L’Agenzia dopo aver rilevato che si tratta di una prestazione generica e pertanto territorialmente rilevante in Italia (B2B) ai sensi dell’articolo 7-ter del decreto Iva, sostiene che per verificare l’eventuale esenzione bisogna valutare i requisiti oggettivi e soggettivi. L’articolo 10, primo comma, n. 20), del Decreto Iva dispone che sono esenti dall’imposta “le prestazioni educative dell’infanzia e della gioventù e quelle didattiche di ogni genere, anche per la formazione, l’aggiornamento, la riqualificazione e riconversione professionale, rese da istituti o scuole riconosciuti da pubbliche amministrazioni e da enti del Terzo settore di natura non commerciale, comprese le prestazioni relative all’alloggio, al vitto e alla fornitura di libri e materiali didattici, ancorché fornite da istituzioni, collegi o pensioni annessi, dipendenti o funzionalmente collegati, nonché le lezioni relative a materie scolastiche e universitarie impartite da insegnanti a titolo personale”.
Le prestazioni quindi:
- devono essere di natura educativa dell’infanzia e della gioventù o didattica di ogni genere, inclusa l’attività di formazione, aggiornamento, riqualificazione e riconversione professionale (requisito oggettivo)

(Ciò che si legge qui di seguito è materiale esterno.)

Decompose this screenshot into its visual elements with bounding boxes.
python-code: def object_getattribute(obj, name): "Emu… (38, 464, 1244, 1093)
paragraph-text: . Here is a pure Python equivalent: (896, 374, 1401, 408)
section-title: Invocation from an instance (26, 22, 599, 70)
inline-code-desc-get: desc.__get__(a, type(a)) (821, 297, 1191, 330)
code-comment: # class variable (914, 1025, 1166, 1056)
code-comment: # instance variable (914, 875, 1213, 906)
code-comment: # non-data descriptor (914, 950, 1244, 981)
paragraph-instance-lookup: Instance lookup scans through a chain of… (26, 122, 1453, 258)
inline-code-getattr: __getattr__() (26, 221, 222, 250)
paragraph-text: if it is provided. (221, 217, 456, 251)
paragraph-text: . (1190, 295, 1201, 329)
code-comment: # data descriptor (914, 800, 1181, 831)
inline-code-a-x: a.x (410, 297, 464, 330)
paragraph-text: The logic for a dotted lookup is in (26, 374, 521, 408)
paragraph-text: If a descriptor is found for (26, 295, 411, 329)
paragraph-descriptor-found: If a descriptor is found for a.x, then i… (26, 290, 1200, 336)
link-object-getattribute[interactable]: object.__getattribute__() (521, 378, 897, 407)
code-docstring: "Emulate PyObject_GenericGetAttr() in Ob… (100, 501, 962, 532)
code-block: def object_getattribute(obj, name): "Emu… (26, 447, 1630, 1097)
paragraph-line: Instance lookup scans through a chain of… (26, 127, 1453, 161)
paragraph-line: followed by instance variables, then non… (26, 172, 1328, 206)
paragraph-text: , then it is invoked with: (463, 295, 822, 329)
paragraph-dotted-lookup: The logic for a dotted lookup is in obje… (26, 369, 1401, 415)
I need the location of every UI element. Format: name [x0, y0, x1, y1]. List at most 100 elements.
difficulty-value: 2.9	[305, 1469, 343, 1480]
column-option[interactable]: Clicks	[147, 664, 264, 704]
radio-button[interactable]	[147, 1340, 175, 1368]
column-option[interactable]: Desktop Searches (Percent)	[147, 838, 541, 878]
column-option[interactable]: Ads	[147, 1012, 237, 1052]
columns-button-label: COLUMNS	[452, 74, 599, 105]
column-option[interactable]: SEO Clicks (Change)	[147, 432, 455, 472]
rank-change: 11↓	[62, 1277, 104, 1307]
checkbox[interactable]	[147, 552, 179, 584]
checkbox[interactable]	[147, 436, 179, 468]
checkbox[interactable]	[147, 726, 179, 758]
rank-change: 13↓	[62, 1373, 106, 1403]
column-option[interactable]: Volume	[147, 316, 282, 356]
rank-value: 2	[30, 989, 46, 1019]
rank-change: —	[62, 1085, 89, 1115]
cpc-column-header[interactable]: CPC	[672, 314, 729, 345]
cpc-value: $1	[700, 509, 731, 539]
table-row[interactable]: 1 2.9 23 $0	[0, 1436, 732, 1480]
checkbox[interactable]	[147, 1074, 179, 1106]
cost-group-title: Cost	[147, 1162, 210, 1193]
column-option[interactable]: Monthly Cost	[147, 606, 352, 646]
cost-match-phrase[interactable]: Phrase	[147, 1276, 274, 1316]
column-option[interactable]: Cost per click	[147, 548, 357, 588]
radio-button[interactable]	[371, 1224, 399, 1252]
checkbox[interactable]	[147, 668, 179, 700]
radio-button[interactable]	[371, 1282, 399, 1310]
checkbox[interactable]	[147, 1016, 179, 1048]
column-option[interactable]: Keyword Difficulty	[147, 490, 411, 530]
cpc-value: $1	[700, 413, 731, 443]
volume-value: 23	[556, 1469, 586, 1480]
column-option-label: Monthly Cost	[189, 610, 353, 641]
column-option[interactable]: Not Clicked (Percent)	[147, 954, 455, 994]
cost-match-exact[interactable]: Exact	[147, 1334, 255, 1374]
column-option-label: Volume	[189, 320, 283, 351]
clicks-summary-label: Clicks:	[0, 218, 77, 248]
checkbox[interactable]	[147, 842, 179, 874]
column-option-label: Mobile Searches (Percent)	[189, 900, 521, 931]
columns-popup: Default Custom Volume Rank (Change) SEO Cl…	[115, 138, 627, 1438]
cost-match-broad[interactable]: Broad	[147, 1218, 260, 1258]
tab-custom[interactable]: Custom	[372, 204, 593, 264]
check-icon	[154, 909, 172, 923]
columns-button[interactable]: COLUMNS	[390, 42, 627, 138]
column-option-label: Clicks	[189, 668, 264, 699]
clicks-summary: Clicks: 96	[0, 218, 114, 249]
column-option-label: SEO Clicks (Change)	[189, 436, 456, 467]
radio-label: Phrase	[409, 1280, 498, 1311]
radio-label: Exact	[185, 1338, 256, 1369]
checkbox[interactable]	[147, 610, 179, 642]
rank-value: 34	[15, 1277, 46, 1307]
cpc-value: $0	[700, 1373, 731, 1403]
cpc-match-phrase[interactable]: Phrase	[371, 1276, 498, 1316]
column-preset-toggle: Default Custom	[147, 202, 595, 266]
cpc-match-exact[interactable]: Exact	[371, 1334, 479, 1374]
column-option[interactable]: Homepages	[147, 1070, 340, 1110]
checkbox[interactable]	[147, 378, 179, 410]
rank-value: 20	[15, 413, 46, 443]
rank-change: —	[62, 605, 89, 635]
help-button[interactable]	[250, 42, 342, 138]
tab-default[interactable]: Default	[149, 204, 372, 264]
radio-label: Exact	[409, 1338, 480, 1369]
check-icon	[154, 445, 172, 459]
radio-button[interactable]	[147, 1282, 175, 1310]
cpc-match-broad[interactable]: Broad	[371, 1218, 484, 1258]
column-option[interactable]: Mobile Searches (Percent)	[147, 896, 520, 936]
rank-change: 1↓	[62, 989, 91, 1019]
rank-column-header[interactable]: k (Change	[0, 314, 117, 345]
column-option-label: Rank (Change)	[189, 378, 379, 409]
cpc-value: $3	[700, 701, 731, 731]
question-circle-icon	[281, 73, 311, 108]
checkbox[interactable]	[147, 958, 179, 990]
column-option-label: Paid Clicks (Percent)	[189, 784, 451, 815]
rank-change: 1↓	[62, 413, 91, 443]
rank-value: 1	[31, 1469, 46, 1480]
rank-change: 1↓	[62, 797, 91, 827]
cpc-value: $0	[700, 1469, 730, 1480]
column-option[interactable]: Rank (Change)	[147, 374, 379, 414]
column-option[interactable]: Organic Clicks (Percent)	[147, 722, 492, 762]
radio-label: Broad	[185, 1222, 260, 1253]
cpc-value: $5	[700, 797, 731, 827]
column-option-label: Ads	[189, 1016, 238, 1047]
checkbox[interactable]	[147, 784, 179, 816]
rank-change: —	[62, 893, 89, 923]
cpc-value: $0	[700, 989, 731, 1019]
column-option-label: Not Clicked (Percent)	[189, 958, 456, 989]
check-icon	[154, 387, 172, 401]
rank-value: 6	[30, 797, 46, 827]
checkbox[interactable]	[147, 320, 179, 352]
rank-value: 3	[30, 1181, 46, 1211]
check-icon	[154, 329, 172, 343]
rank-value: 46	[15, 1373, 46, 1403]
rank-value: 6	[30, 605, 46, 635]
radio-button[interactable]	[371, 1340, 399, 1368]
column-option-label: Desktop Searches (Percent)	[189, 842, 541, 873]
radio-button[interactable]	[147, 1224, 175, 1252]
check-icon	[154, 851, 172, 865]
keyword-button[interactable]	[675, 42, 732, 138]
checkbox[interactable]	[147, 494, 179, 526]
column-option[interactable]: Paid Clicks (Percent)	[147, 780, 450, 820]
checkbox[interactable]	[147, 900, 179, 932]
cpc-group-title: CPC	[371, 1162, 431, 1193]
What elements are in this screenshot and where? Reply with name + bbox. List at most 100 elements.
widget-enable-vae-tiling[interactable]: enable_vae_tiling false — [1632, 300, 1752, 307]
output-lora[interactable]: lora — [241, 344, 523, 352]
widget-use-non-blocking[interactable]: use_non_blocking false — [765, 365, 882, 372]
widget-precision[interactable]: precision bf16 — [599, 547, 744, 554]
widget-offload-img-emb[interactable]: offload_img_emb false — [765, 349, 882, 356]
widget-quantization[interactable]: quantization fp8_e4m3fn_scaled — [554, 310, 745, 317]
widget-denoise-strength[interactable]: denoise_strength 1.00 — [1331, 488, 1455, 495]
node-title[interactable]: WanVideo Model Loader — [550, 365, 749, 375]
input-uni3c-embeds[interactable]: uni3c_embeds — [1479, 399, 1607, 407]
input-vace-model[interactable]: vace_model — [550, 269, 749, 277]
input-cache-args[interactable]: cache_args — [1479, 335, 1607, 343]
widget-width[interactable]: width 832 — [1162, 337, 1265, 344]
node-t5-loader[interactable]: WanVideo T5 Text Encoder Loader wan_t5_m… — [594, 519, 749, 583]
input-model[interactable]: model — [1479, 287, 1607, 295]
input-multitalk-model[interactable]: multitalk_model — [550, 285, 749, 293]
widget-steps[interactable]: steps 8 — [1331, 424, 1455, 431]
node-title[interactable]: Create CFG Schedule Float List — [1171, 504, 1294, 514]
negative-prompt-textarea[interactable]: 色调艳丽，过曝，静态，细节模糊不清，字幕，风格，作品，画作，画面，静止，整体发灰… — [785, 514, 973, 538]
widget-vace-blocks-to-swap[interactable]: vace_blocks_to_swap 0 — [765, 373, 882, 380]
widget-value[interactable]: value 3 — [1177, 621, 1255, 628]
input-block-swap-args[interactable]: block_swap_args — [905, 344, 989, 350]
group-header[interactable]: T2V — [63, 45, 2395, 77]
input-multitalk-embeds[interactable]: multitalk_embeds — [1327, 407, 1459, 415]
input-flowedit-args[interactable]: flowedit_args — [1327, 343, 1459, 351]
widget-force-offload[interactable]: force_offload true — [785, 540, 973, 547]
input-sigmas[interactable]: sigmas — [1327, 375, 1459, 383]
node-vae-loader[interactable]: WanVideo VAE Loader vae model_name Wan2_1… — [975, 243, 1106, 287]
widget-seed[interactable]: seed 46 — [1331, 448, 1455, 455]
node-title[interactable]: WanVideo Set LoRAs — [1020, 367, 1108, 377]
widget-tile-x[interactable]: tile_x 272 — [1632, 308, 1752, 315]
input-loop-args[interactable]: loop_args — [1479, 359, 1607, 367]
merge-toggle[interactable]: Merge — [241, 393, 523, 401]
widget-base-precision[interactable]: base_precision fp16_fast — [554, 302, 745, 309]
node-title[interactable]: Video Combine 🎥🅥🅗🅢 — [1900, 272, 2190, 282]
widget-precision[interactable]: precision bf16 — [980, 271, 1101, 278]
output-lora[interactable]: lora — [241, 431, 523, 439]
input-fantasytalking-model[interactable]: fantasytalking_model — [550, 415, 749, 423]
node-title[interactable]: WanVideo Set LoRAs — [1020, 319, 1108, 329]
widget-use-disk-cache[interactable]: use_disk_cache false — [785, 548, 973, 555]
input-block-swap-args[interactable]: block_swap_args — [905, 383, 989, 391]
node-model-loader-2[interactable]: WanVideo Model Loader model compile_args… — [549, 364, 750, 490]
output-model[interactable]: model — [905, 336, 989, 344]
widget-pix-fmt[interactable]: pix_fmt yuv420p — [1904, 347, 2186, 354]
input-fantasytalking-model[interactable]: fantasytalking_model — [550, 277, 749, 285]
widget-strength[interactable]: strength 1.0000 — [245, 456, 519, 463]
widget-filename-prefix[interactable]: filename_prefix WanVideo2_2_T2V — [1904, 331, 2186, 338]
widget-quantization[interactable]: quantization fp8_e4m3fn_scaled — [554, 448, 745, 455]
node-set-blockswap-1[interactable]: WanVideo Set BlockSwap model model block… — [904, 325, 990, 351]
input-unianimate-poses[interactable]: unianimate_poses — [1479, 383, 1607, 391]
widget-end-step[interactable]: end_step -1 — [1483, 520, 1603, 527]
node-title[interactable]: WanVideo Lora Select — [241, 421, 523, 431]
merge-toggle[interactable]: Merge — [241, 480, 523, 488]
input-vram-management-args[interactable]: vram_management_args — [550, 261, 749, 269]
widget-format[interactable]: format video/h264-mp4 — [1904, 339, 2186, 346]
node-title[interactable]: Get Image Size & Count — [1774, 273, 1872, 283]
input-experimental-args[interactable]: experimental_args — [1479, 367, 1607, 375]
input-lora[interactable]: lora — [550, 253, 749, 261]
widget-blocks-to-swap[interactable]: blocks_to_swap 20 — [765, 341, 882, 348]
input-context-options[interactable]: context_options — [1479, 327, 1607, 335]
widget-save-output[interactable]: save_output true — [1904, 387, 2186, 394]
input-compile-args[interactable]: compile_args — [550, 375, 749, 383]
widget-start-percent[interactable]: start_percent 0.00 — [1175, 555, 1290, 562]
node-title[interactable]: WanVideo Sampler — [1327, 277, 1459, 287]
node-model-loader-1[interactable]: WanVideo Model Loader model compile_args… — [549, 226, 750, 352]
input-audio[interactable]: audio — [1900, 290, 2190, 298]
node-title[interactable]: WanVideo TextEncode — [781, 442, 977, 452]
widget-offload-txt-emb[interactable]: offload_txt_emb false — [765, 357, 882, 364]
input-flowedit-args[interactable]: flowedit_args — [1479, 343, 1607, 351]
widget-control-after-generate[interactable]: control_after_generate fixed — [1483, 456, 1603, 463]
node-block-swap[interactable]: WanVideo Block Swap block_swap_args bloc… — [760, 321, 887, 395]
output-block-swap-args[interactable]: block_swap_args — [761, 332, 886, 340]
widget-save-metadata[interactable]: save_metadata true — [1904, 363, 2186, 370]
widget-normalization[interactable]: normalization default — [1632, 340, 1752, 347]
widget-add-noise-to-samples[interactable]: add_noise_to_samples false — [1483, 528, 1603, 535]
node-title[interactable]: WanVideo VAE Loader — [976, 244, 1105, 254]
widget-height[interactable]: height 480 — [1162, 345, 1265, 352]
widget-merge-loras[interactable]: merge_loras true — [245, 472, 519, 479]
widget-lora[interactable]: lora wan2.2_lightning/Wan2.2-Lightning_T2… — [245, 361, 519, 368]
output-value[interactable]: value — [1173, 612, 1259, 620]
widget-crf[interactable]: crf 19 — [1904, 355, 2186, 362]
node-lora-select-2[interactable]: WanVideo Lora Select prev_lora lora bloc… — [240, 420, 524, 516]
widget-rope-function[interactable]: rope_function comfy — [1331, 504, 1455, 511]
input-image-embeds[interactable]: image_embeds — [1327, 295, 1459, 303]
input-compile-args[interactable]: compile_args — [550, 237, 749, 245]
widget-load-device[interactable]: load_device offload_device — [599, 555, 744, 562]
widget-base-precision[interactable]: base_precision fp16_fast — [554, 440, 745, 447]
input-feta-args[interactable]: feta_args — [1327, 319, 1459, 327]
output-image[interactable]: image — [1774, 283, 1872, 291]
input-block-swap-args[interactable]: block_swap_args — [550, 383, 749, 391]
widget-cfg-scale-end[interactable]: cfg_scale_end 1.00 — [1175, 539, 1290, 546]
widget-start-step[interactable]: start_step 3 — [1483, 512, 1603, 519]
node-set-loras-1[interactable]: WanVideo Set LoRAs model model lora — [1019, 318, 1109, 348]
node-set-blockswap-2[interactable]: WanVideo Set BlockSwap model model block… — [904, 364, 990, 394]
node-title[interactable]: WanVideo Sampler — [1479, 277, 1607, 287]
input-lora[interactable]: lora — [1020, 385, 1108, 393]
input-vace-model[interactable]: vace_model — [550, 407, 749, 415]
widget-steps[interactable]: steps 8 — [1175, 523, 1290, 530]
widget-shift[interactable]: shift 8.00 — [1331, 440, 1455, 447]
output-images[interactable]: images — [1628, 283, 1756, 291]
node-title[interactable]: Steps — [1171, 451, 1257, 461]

- devono essere rese da istituti o scuole riconosciuti da pubbliche amministrazioni (requisito soggettivo).
Nel caso in esame, però non si tratta di prestazioni rese dai propri discenti ma di cessioni da parte di soggetti stabiliti in UK, per i quali non sussiste il requisito per lo sconto impositivo. L’esenzione Iva infatti riguarda solo le prestazioni che vengono rese da scuole, istituti o altri organismi con gli specifici requisiti soggettivi e non anche le cessioni di beni e le prestazioni di servizi effettuate nei confronti degli stessi. Tali prestazioni dunque seguono la tassazione Iva ordinaria non potendosi includere fra quelle indicate nell’articolo 10, primo comma, n. 20) del decreto Iva.
L’ente/scuola, trattandosi di un soggetto extra Ue, è tenuto ad adempiere all’imposta con l’autofatturazione dell’operazione secondo il meccanismo del reverse charge, (articolo 17, comma 2 del decreto Iva) e dovrà osservare anche tutti gli altri obblighi stabiliti dall’articolo 21 e seguenti dello stesso decreto Iva.
In particolare, tale ultimo articolo prevede che per le prestazioni di servizi generiche rese da un prestatore stabilito fuori dall’Ue, la fattura è emessa dal committente entro il giorno 15 del mese successivo a quello di effettuazione dell’operazione. Inoltre, in base al successivo articolo 23, il contribuente deve annotare in apposito registro le fatture emesse, nell’ordine della loro numerazione, “entro il giorno15 del mese successivo a quello di effettuazione delle operazioni e con riferimento allo stesso mese di effettuazione delle operazioni”.
Secondo poi l’articolo 25 del decreto Iva, “Il contribuente deve annotare in un apposito registro le fatture e le bollette doganali relative ai beni e ai servizi acquistati o importati nell’esercizio dell’impresa, arte o professione, comprese quelle emesse a norma del secondo comma dell’articolo 17, anteriormente alla liquidazione periodica nella quale è esercitato il diritto alla detrazione della relativa imposta e comunque entro il termine di presentazione della dichiarazione annuale relativa all’anno di ricezione della fattura e con riferimento al medesimo anno”.
L’ente certificatore potrà avvalersi o meno del sistema Sdi per emettere l’autofattura. Se opta per la versione cartacea o elettronica al di fuori del Sistema di interscambio, sarà obbligato a comunicare i dati dell’operazione ricevuta dal fornitore estero, integrati con quelli dell’imposta, tramite l’esterometro.